FIG. 10 schematically shows a voltage change of a voltage pulse applied to one terminal of a variable resistance element in a case where a voltage pulse of Δt=8 ns is applied to the common line. A speed of the voltage change varies depending on magnitudes of a parasitic resistance and a parasitic capacity of wirings to be driven. In FIG. 10, (a) and (b) show the waveforms of the voltage pulses applied to one terminal of the variable resistance element in a case of the parasitic resistance and the parasitic capacity of the common line respectively being 50Ω and 10 pF, and a time constant RC determined by the parasitic resistance and the parasitic capacity being 0.5 ns. In FIG. 10, (c) and (d) show the waveforms of the voltage pulses applied to one terminal of the variable resistance element in a case of the parasitic resistance and the parasitic capacity of the common line respectively being 250Ω and 50 pF, and the time constant RC determined by the parasitic resistance and the parasitic capacity being 12.5 ns.
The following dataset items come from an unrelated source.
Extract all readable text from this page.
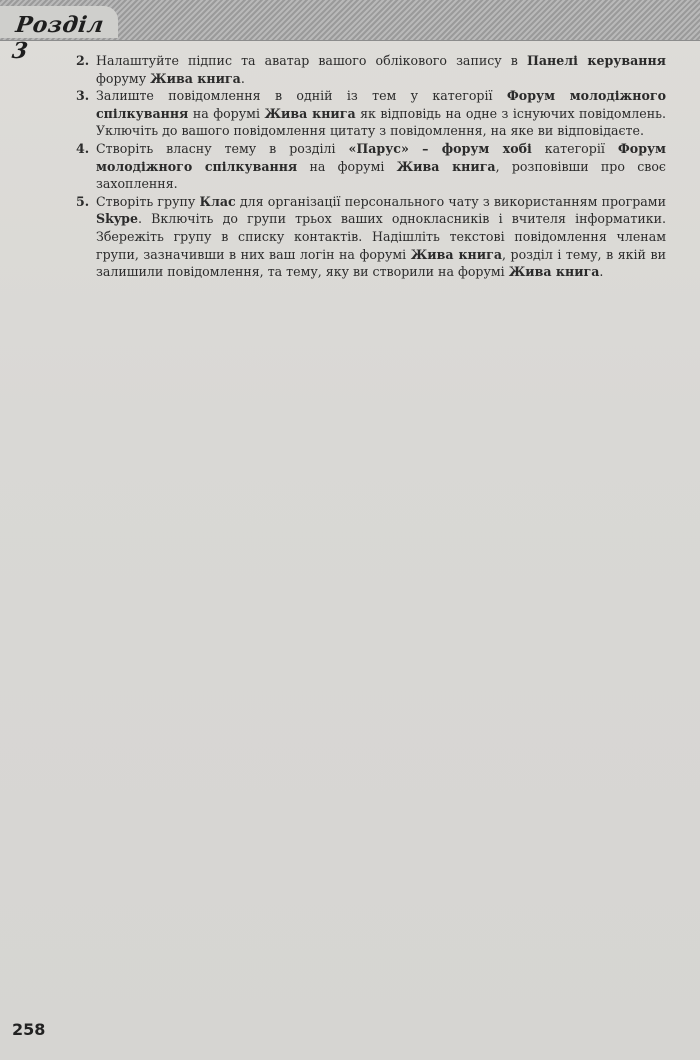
Розділ 3	2. Налаштуйте підпис та аватар вашого облікового запису в Панелі керування форуму Жива книга.
3. Залиште повідомлення в одній із тем у категорії Форум молодіжного спілкування на форумі Жива книга як відповідь на одне з існуючих повідомлень. Уключіть до вашого повідомлення цитату з повідомлення, на яке ви відповідаєте.
4. Створіть власну тему в розділі «Парус» – форум хобі категорії Форум молодіжного спілкування на форумі Жива книга, розповівши про своє захоплення.
5. Створіть групу Клас для організації персонального чату з використанням програми Skype. Включіть до групи трьох ваших однокласників і вчителя інформатики. Збережіть групу в списку контактів. Надішліть текстові повідомлення членам групи, зазначивши в них ваш логін на форумі Жива книга, розділ і тему, в якій ви залишили повідомлення, та тему, яку ви створили на форумі Жива книга.
258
Particularly, at the moment of time t4, since the transistors for precharging connected to the unselected bit lines of φ22 to φ2m are open, the parasitic resistance and the parasitic capacity belonging to the driven wirings are very large (representative value of the parasitic resistance: 300Ω, representative value of the parasitic capacity: 100 pF) since the parasitic resistance and the parasitic capacity of the unselected bit lines are added in addition to the parasitic resistance and the parasitic capacity of the common line itself.
Therefore, the voltage change in the voltage pulse applied to one terminal of the variable resistance element do not exhibit a high-speed change as shown in (a) and (b) of FIG. 10, and rather is extremely slow as shown in (c) and (d) of FIG. 10. In the ease where the time interval Δt is short and insufficient, there may be a case in which the resistance change in the variable resistance element does not occur for not having reached VRST or VSET. In order to avoid such a problem, Δt must be made sufficiently long.